Tag Archives: shrapnel

The Lost Souls of Great Rissington

11 Sunday Nov 2018

Posted by Candia in Community, Family, History, Nostalgia, Personal, Poetry, Social Comment, Writing

≈ Leave a comment

Tags

Fry's Five Boys chocolate, Great Barrington, Great Rissington, Lest We Forget, quatrain, Remembrance Day, shrapnel, St John Baptist church, villanelle, Windrush, World War1

IMG_0007

Photo by Candia Dixon- Stuart

A re-blog from 5/11/16

 

I visited the church today as I wanted to somehow commemorate five

brothers who were all killed in World War 1.  Their youngest brother-

Percy Soul- died of meningitis after the war.  He was the sixth son.

Apparently some villagers were annoyed that Mrs Soul received financial

‘compensation’ for her five sons’ deaths in service.

Unbelievable!

Later she moved to Great Barrington.  She had three daughters who must

have been traumatised by the loss of their brothers.

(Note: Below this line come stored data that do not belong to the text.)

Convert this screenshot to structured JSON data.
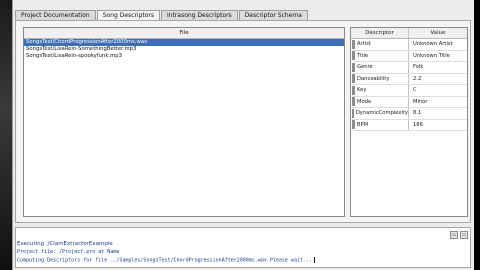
{
  "tabs": [
    {
      "label": "Project Documentation",
      "active": false
    },
    {
      "label": "Song Descriptors",
      "active": true
    },
    {
      "label": "Intrasong Descriptors",
      "active": false
    },
    {
      "label": "Descriptor Schema",
      "active": false
    }
  ],
  "file_list": {
    "header": "File",
    "rows": [
      {
        "name": "SongsTest/ChordProgressionAfter2000ms.wav",
        "selected": true
      },
      {
        "name": "SongsTest/LisaRein-SomethingBetter.mp3",
        "selected": false
      },
      {
        "name": "SongsTest/LisaRein-spookyfunk.mp3",
        "selected": false
      }
    ]
  },
  "descriptors": {
    "headers": [
      "Descriptor",
      "Value"
    ],
    "rows": [
      {
        "descriptor": "Artist",
        "value": "Unknown Artist"
      },
      {
        "descriptor": "Title",
        "value": "Unknown Title"
      },
      {
        "descriptor": "Genre",
        "value": "Folk"
      },
      {
        "descriptor": "Danceability",
        "value": "2.2"
      },
      {
        "descriptor": "Key",
        "value": "C"
      },
      {
        "descriptor": "Mode",
        "value": "Minor"
      },
      {
        "descriptor": "DynamicComplexity",
        "value": "8.1"
      },
      {
        "descriptor": "BPM",
        "value": "186"
      }
    ]
  },
  "console": {
    "title": "Executing ./ClamExtractorExample",
    "lines": [
      "Project file:   /Project.pro at Name",
      "Computing Descriptors for file  ../Samples/SongsTest/ChordProgressionAfter2000ms.wav Please wait..."
    ],
    "controls": [
      "▫",
      "▭"
    ]
  },
  "colors": {
    "selection": "#3d6fb6",
    "console_text": "#1a3c8a"
  }
}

I kept thinking of Fry’s Five Boys chocolate, for some reason and I checked

that it was in production when the boys were young.  It was.  I hope they

were able to enjoy this childish luxury as they ran around the fields,

scratching their names on the beams of a barn.  Maybe not, if they were

relatively poor.

(Photo by Kim Traynor, 2013.  Own work of enamel sign.)

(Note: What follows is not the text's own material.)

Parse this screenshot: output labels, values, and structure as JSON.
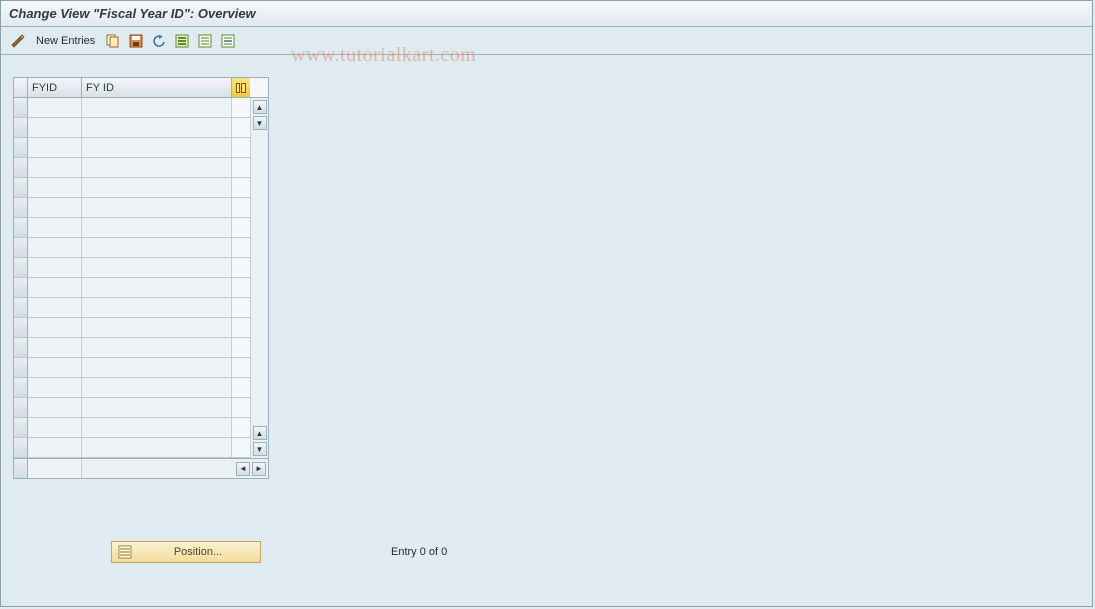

It was freezing cold today.  Inside there were wall monuments to others

who had died – centuries before.  One girl had only been 19 when she

expired.

There was a little trapped wren inside and an aspiring organist who

arrived for a practice.  I don’t know how he could have attempted to play

with cold hands!

Anyway, I went home and thought I’d try a villanelle.  The rhymes are

limited, but there are 5 tercets- one for each brother, maybe.  It ends with

a quatrain, where the rhyme feels a bit anti-climactic.  But then, maybe it

suits the content… All ready for Remembrance Day.  Let’s Not Forget.

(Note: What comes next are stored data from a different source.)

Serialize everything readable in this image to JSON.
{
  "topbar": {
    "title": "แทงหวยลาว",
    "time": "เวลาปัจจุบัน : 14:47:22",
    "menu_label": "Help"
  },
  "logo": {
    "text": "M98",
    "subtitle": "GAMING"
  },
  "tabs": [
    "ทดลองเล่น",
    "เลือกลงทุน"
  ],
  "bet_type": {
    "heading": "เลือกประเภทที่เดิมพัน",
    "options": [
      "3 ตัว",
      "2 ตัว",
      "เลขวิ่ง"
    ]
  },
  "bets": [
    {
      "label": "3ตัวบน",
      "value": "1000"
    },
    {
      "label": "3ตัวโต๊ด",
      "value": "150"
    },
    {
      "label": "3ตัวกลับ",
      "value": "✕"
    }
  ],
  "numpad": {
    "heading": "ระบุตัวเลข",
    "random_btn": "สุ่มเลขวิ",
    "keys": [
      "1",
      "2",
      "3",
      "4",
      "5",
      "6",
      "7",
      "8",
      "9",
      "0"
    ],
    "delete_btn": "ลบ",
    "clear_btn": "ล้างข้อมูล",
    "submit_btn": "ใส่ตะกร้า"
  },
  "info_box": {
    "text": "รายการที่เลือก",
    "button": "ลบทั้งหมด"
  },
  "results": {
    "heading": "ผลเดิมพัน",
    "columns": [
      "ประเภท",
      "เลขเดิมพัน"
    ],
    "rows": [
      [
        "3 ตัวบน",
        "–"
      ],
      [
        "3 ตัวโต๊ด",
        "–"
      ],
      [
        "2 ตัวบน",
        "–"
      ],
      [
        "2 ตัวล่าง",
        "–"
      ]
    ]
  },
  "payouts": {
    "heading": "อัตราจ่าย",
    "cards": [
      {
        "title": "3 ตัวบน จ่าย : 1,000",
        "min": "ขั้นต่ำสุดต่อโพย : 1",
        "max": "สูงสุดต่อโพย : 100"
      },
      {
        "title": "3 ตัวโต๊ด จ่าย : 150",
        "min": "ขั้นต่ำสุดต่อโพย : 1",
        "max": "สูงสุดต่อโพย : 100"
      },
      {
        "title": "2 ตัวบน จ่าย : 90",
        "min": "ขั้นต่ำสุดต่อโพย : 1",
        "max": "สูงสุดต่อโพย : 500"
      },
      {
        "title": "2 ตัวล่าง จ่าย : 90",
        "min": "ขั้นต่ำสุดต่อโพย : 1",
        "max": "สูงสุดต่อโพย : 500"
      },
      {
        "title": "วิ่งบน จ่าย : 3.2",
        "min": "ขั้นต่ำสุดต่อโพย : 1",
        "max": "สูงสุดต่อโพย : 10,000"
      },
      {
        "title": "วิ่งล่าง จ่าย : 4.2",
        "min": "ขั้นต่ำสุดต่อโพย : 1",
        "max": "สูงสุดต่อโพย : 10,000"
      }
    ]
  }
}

The Lost Souls of Great Rissington

So, she wouldn’t stand for God Save The King,

though all five sons lay down for him and died.

For each life she pocketed a shilling.

The candle in her window kept burning,

watched by a girl who’d never be a bride.

And a mother and three sisters crying

was no salve for the sharpness of Death’s sting.

Over the cow-common, The Windrush sighed

and, in a drawer, telegrams were yellowing.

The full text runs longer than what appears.